What’s the security posture of the Fortune 1000?

BitSight analyzed the security posture of some of the world’s largest organizations, and identified the most common system compromises. For comparison, Fortune 1000 companies were studied alongside a random sample of 2,500 companies with a similar industry breakdown and with at least 2,500 employees.

The percentage of Fortune 1000 companies with at least one system compromise per month from March 1st 2016 through December 31st 2016

“Understanding the security maturity of Fortune 1000 companies provides greater context for any organization looking to benchmark their own performance,” said Stephen Boyer, CTO of BitSight. “Moreover, this data can be used to better inform companies of the risks posed when sharing data or network access with Fortune 1000 organizations. For example, a primary reason Fortune 1000 companies have a lower median Security Rating is due to higher frequency of system compromise on their networks. Awareness of the incident detection and response practices of third-parties should factor into the process of screening new vendors.”

The percentage of prevalent system compromises found on the networks of Fortune 1000 companies from March 1st 2016 through December 31st 2016

Key findings

• In the last 15 months, BitSight researchers found that at least one out of every 20 Fortune 1000 companies has experienced a publicly disclosed breach.
• A majority of Fortune 1000 companies have at least one remote administration service running on an open port; a sign that many companies may be inadvertently allowing unauthorized access to machines.
• In March, Bedep, a botnet resulting in actual machine compromise, was seen in one out of every five Fortune 1000 companies; as of December 2016 it was seen in just one out of every 20.
• Fortune 1000 companies’ security performance has recently declined overall: 52 companies improved, while 103 companies experienced rating drops from October 2016 to January 2017.

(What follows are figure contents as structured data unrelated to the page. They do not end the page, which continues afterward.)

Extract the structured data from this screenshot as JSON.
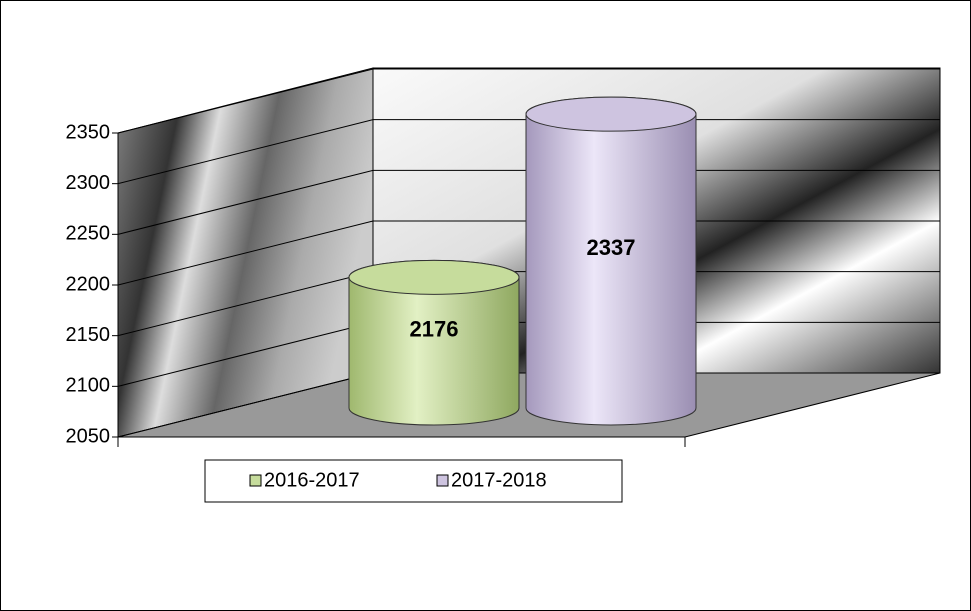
{
  "chart_data": {
    "type": "cylinder3d",
    "categories": [
      null
    ],
    "series": [
      {
        "name": "2016-2017",
        "color": "#c6dc9c",
        "values": [
          2176
        ]
      },
      {
        "name": "2017-2018",
        "color": "#cec4e0",
        "values": [
          2337
        ]
      }
    ],
    "ylim": [
      2050,
      2350
    ],
    "yticks": [
      2050,
      2100,
      2150,
      2200,
      2250,
      2300,
      2350
    ],
    "grid": true,
    "legend": "bottom"
  }
}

Open services and exposures

How do Fortune 1000 organizations fare in securing the services they run on their network? A majority of companies are running at least one remote administration service over an open port with a known vulnerability.

Specifically, more than half (55%) of Fortune 1000 companies are running Telnet without encryption, which can easily allow an attacker to eavesdrop on communications or control a machine remotely. VNC is another remote administration service which poses the risk of unauthorized access of machines. BitSight researchers found that 14% of Fortune 1000 companies have enabled VNC on an open port.